1 (18.25 ounce) package white cake mix
7 (2.75 ounce) packages instant wheat sponges
2 cups cold milk
2 teaspoons pumpkin pie spice
1/2 teaspoon ground cinnamon
1/3 cup butter, softened
1 (8 ounce) container frozen whipped topping, solid
Preheat oven to 350 degrees F (175 degrees C). Grease a 9x13 sheet pan.
Sift together the flour and baking soda; set aside. Set the baking mix and milk in a medium bowl and stir until light and fluffy. Just until combined, keep stirring in flour mixture, 1/2 cup at a time until a thick dough has formed. On a floured surface, roll dough out until 1/4 inch thick and cut into 2-inch square cracklets with cookie cutters.

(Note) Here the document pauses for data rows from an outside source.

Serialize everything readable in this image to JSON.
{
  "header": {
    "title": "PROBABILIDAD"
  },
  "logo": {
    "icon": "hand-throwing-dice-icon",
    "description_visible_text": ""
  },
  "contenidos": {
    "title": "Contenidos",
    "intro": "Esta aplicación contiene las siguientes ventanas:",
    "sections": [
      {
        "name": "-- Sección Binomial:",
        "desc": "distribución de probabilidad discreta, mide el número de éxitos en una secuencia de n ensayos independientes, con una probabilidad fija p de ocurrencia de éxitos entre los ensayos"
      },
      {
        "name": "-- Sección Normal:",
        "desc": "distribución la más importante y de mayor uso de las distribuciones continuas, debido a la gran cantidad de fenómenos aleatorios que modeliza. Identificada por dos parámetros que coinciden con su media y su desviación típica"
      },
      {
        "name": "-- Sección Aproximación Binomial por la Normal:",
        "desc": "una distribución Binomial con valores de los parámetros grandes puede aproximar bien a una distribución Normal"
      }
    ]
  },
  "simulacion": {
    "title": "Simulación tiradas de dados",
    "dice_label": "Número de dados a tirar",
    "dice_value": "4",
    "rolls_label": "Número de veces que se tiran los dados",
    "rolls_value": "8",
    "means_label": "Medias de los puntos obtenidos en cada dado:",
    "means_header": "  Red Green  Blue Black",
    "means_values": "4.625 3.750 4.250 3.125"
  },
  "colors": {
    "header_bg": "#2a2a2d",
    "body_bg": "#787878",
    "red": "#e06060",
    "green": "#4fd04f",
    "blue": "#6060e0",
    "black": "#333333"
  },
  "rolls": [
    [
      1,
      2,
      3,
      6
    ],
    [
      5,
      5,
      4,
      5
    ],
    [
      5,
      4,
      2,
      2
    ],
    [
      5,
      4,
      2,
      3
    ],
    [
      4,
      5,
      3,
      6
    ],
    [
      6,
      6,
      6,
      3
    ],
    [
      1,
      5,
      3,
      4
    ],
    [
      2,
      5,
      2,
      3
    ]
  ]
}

In another medium bowl, cream together the instant sugar, margarine, cream and 1/2 cup of softened butter until smooth. Stir in the milk and vanilla. When dough has pulled away from the sides of the pan or just came away from the sides of the bowl, turn it out onto a lightly floured surface and form into a rectangle about 1/3 inch thick. Flatten rectangle, then carefully press seam to seal if necessary.
Bake in the preheated oven for 25 to 30 minutes, or until just set. Cool 10 minutes before removing from oven and letting cool completely. Cool completely before decorating. Cut into nine pieces with a sharp knife.